Clara Schuman hat von 1863-1873 mit ihren Kindern jeweils für einige Monate im Sommer in diesen Räumen gelebt – oder besser: in diesem Haus, wie es vor einer später erfolgten Aufstockung mit einem ganz ähnlichen Grundriss damals schon bestand. Einiges, was wir über Claras Wohnen und Leben in Baden-Baden wissen, wird im Programmheft des heutigen Konzerts dargestellt.
Einiges findet sich allerdings dort auch nicht. Zum Beispiel die Notiz aus dem Jahr 1879, in der Clara anlässlich des Verkaufs des bereits länger nicht mehr genutzten Hauses in Baden-Baden Bilanz zieht:
Depesche aus Baden-Baden, daß unser Haus endlich für 17000 Mark verkauft ist – zu 24000 Mark hatte ich es gekauft, noch an 6000 hineingewandt, also mit großem Nachtheil es jetzt verkauft.
13.000 Mark Verlust und Claras Geschäftssinn, der sich hier zeigt, wir denken lieber an beides nicht, wenn wir ihrer heute gedenken.
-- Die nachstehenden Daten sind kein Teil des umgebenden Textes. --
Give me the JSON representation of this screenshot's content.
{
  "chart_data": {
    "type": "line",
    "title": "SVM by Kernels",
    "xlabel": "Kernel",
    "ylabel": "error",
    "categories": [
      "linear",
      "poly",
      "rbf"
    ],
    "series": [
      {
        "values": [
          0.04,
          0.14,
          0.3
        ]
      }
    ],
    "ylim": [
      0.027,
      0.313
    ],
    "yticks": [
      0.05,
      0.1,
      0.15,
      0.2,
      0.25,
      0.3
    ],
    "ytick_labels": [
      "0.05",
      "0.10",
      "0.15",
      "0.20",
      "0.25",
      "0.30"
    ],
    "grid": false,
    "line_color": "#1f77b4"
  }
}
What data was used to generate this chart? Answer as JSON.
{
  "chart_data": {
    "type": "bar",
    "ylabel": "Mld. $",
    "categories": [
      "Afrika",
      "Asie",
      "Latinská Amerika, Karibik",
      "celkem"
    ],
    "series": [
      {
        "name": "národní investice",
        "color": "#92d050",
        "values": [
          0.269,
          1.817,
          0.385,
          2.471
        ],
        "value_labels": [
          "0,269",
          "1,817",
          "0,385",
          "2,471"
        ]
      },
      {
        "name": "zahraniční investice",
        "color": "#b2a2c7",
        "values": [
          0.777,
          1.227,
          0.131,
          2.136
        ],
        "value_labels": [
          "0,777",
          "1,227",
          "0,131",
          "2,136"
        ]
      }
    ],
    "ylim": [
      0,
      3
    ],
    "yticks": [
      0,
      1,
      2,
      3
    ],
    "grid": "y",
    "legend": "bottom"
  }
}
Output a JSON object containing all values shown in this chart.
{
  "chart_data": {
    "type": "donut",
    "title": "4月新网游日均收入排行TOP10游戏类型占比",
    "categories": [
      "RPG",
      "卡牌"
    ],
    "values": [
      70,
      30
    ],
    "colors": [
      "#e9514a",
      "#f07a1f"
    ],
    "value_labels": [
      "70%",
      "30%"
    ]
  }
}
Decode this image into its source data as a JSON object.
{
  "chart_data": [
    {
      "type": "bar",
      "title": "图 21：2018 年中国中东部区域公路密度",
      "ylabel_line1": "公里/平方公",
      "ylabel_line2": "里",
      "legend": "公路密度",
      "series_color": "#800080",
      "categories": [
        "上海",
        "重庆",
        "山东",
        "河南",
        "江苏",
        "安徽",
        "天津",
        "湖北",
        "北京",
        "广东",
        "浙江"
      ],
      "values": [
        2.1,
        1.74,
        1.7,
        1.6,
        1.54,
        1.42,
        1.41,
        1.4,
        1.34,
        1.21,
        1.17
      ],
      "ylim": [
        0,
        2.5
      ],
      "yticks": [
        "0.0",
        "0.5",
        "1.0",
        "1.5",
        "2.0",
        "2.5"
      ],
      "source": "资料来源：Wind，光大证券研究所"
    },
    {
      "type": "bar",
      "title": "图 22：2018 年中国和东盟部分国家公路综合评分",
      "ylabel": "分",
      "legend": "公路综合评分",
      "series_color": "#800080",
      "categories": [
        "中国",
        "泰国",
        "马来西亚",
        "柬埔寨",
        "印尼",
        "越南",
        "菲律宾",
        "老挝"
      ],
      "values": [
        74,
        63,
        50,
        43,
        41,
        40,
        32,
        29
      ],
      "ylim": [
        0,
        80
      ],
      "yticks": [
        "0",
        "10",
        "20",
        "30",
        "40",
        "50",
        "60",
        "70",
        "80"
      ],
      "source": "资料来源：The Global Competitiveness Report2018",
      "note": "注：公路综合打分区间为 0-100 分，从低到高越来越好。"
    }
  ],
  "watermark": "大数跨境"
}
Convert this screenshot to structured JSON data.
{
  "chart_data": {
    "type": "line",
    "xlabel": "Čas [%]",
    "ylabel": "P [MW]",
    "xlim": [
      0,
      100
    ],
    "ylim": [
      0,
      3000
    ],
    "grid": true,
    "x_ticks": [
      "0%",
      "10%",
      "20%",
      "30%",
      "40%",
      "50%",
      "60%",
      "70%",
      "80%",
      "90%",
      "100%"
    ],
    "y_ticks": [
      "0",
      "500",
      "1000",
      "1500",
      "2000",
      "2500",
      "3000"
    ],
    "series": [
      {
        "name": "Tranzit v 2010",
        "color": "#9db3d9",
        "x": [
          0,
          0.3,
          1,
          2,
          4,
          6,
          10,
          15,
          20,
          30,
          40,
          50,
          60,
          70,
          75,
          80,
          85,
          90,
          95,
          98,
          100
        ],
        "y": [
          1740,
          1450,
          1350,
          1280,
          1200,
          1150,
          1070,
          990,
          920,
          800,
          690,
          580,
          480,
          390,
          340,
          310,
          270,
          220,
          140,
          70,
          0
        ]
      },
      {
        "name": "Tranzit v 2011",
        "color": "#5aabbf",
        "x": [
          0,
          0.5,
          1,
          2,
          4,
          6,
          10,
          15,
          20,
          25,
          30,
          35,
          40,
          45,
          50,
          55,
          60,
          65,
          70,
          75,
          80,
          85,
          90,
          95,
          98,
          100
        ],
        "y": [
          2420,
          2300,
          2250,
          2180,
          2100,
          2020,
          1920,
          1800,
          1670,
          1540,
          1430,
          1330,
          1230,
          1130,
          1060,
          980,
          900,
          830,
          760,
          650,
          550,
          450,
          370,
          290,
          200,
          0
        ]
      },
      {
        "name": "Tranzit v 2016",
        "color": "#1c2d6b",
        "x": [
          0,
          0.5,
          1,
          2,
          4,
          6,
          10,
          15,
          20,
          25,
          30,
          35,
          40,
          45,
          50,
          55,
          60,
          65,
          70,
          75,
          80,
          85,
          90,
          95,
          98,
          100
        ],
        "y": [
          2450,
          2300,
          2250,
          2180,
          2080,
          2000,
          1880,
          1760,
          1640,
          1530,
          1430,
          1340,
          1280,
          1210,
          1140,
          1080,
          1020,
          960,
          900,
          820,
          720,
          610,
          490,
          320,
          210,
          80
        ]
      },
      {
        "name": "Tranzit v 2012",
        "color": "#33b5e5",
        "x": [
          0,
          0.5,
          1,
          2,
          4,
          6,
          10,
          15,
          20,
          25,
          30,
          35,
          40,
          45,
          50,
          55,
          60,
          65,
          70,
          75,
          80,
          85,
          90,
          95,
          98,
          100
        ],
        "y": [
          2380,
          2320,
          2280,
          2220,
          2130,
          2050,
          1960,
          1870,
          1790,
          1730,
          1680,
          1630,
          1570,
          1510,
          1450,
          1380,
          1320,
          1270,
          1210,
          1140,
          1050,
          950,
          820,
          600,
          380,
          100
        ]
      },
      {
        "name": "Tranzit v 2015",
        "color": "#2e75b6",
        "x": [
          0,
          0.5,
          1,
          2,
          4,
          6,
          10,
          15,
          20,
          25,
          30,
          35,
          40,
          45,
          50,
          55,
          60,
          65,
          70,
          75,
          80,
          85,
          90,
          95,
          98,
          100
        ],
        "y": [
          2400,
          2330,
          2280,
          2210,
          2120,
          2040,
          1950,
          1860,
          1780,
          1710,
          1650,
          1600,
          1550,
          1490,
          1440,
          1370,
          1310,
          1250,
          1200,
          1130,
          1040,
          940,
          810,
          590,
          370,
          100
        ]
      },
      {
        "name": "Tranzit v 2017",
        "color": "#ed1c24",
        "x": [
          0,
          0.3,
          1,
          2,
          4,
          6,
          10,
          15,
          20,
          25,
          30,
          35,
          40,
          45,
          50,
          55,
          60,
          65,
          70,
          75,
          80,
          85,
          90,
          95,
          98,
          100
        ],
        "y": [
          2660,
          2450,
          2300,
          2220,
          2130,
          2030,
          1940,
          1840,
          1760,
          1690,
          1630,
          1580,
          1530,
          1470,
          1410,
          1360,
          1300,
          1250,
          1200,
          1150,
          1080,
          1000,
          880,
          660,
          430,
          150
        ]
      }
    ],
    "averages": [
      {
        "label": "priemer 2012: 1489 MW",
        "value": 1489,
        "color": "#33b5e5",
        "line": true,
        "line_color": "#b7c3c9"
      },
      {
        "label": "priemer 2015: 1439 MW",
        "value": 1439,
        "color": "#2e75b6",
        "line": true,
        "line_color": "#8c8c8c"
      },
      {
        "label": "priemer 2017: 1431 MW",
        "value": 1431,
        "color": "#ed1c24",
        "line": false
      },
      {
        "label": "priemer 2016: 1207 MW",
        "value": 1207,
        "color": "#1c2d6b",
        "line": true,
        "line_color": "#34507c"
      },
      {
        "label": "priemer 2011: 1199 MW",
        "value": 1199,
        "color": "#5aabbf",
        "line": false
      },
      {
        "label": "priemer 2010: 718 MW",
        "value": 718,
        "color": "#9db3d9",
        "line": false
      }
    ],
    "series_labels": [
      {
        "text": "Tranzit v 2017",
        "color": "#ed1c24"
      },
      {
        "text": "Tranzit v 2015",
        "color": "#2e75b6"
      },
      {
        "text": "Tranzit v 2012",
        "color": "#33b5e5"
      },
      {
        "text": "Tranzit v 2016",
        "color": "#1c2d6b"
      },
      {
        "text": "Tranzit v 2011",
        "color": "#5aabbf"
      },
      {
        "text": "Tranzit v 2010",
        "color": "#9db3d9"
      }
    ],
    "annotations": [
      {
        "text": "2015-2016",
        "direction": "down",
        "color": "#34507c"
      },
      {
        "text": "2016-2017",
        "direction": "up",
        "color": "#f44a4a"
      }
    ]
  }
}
Ähnlich der Krieg, nicht der eben angesprochene Erste Weltkrieg, sondern ein voriger. Wir wissen, dass Clara in diesem Haus 1870 mit Schaudern tagelang den Geschützdonner aus Straßburg gehört hat, und dass sie den preußisch-französischen Krieg 1870/71 mit einem, wie sie schreibt, „blutenden Herz“ verfolgt hat, vor „all dem Wehe, dass dieser Krieg so vielen bringt“ und mit großem Mitleid für die Vertriebenen die sie in Baden traf, wie sie am 14.9.1870 an Joseph Joachim schrieb – genau einen Tag nach ihrem 51. Geburtstag. Auch daran denken wir nicht zuerst, wenn wir ihrer heute gedenken.
Warum erwähne ich die rechnende Clara, die Clara, der vor dem Krieg schaudert, dennoch? Weil wir auf diese Weise sehen, dass Gedenken nicht nur auf Zeit und Umstände angewiesen ist, sondern auch wählerisch ist. Es will kein Beitrag fürs Geschichtsbuch sein. Es will auswählen, hervorheben — und links liegen lassen. Denn es will ehren. Oder, vorsichtiger formuliert: Es will jedenfalls nicht ohne Ehre für diejenige ausgehen, derer gedacht wird. Wählerisch wie es ist, scheint Gedenken also erst recht ungeeignet für den ganzen Menschen, den Clara ihren Biographen in dem eingangs zitierten Text zur Aufgabe machen wollte.
Aber Gedenken umfasst nicht nur in dieser Hinsicht zu wenig vom ganzen Menschen. Es umfasst auch in anderer Hinsicht zu viel. Denn es involviert über die Geehrte und über die Tatsachen ihres Lebens hinaus immer auch uns.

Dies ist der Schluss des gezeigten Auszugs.